GEORG ANASTASIADIS
Wie es sich anfühlt, in der internationalen Politik nur noch Statist zu sein, wissen die Europäer schon länger. Aber keiner hat es ihnen bisher so brutal auf den Kopf zugesagt wie der türkische Präsident Erdogan jetzt dem deutschen Außenminister Heiko Maas. Dessen Ankündigung, Berlin werde der Türkei wegen ihres Angriffskriegs in Syrien keine Waffen mehr liefern, quittierte der Kriegsherr in Ankara mit der höhnischen Bemerkung, Deutschland werde verlieren, er, Erdogan, gewinnen. Denn Maas sei ein Dilettant und verstehe „nichts von Politik“.

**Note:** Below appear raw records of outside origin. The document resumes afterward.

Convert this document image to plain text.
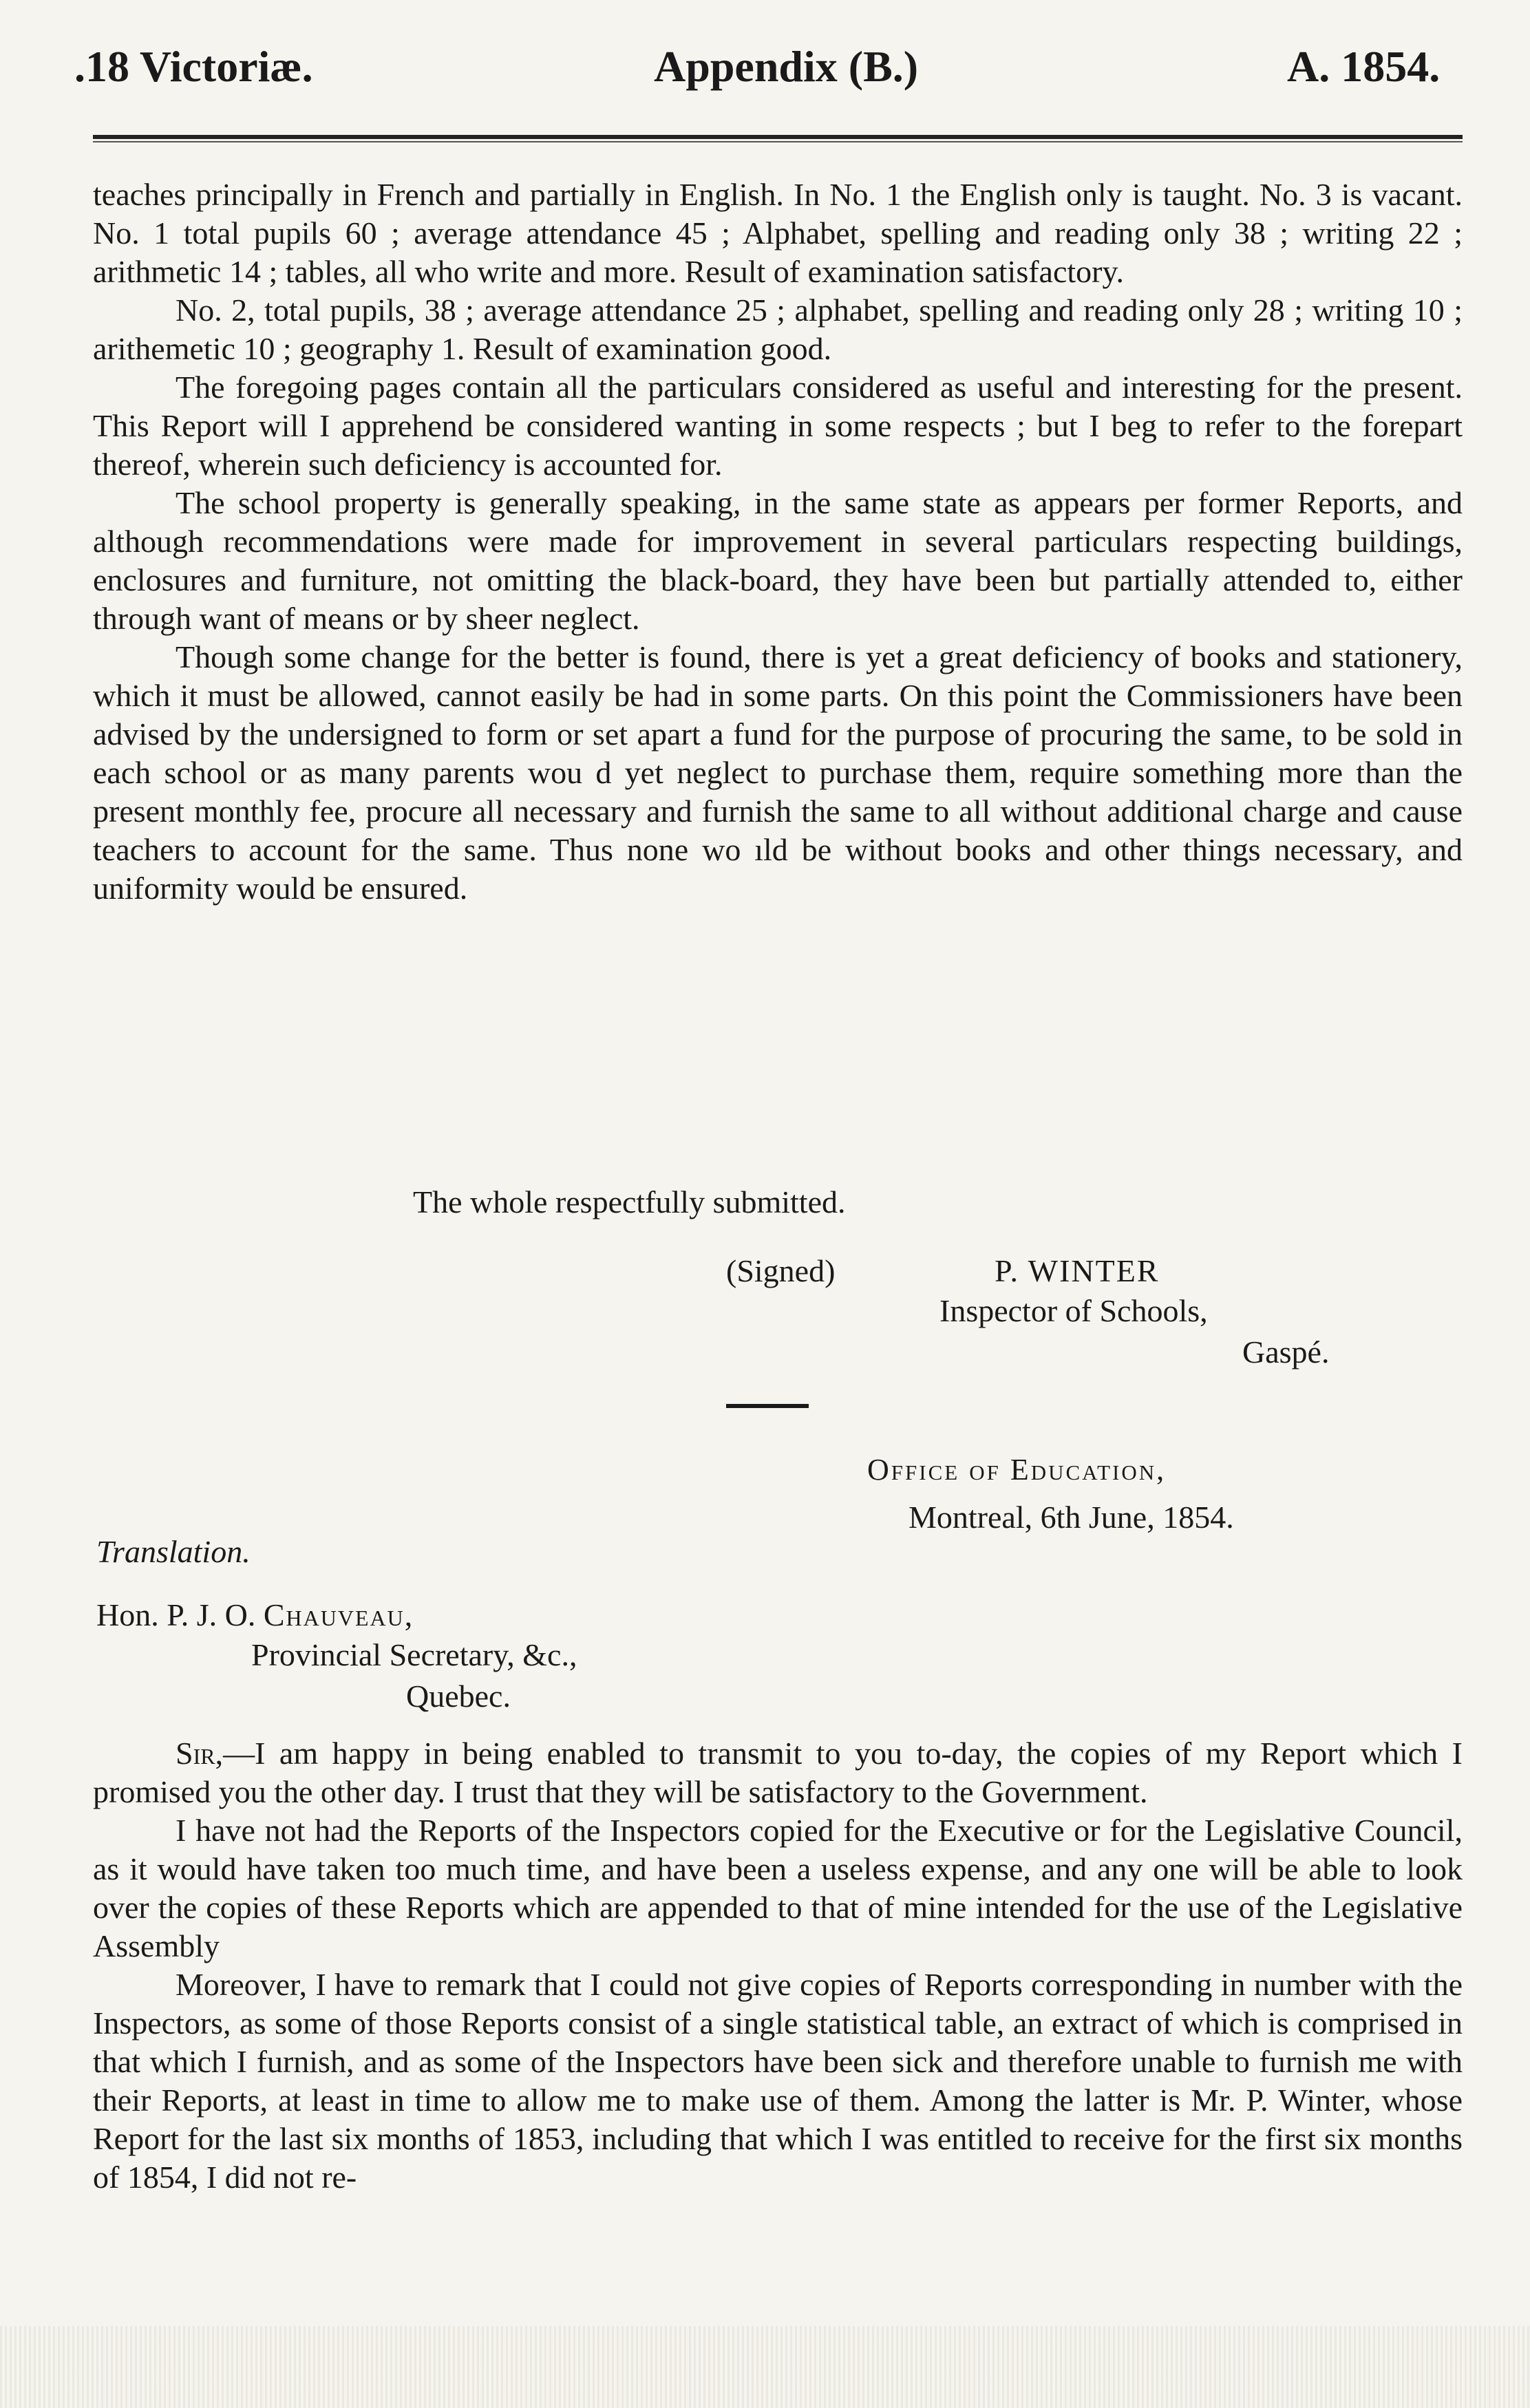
.18 Victoriæ.	Appendix (B.)	A. 1854.

teaches principally in French and partially in English. In No. 1 the English only is taught. No. 3 is vacant. No. 1 total pupils 60 ; average attendance 45 ; Alphabet, spelling and reading only 38 ; writing 22 ; arithmetic 14 ; tables, all who write and more. Result of examination satisfactory.

No. 2, total pupils, 38 ; average attendance 25 ; alphabet, spelling and reading only 28 ; writing 10 ; arithemetic 10 ; geography 1. Result of examination good.

The foregoing pages contain all the particulars considered as useful and interesting for the present. This Report will I apprehend be considered wanting in some respects ; but I beg to refer to the forepart thereof, wherein such deficiency is accounted for.

The school property is generally speaking, in the same state as appears per former Reports, and although recommendations were made for improvement in several particulars respecting buildings, enclosures and furniture, not omitting the black-board, they have been but partially attended to, either through want of means or by sheer neglect.

Though some change for the better is found, there is yet a great deficiency of books and stationery, which it must be allowed, cannot easily be had in some parts. On this point the Commissioners have been advised by the undersigned to form or set apart a fund for the purpose of procuring the same, to be sold in each school or as many parents wou d yet neglect to purchase them, require something more than the present monthly fee, procure all necessary and furnish the same to all without additional charge and cause teachers to account for the same. Thus none wo ıld be without books and other things necessary, and uniformity would be ensured.

The whole respectfully submitted.
(Signed)	P. WINTER
Inspector of Schools,
Gaspé.
Office of Education,
Montreal, 6th June, 1854.
Translation.
Hon. P. J. O. Chauveau,
Provincial Secretary, &c.,
Quebec.

Sir,—I am happy in being enabled to transmit to you to-day, the copies of my Report which I promised you the other day. I trust that they will be satisfactory to the Government.

I have not had the Reports of the Inspectors copied for the Executive or for the Legislative Council, as it would have taken too much time, and have been a useless expense, and any one will be able to look over the copies of these Reports which are appended to that of mine intended for the use of the Legislative Assembly

Moreover, I have to remark that I could not give copies of Reports corresponding in number with the Inspectors, as some of those Reports consist of a single statistical table, an extract of which is comprised in that which I furnish, and as some of the Inspectors have been sick and therefore unable to furnish me with their Reports, at least in time to allow me to make use of them. Among the latter is Mr. P. Winter, whose Report for the last six months of 1853, including that which I was entitled to receive for the first six months of 1854, I did not re-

Daran ist immerhin so viel richtig, dass, wer wie die EU über Machtmittel nicht verfügt (oder sie nicht einzusetzen bereit ist), den Mund nicht zu voll nehmen sollte. Erdogan fürchtet Putin, er kalkuliert mit Trump – aber für die heillos uneinige EU und die Kanzlerin hat er nur Verachtung übrig. Groß ist dieses von Gipfel zu Gipfel eilende Europa nur noch im Schwingen wortreicher, aber folgenloser Reden. Die wortreichste und folgenloseste hat Angela Merkel vor US-Studenten in Harvard gehalten. Ihrer gefeierten Abrechnung mit Trump folgten keine energischen Schritte, um Europa als globale Gestaltungsmacht irgendwie zurück ins Spiel zu bringen. Brüssel hat sich seit dem Flüchtlingspakt mit Ankara in sein Schicksal als Erdogans Geisel gefügt, und es kuscht auch im Angesicht der syrischen Katastrophe. Bis zur Selbstverleugnung.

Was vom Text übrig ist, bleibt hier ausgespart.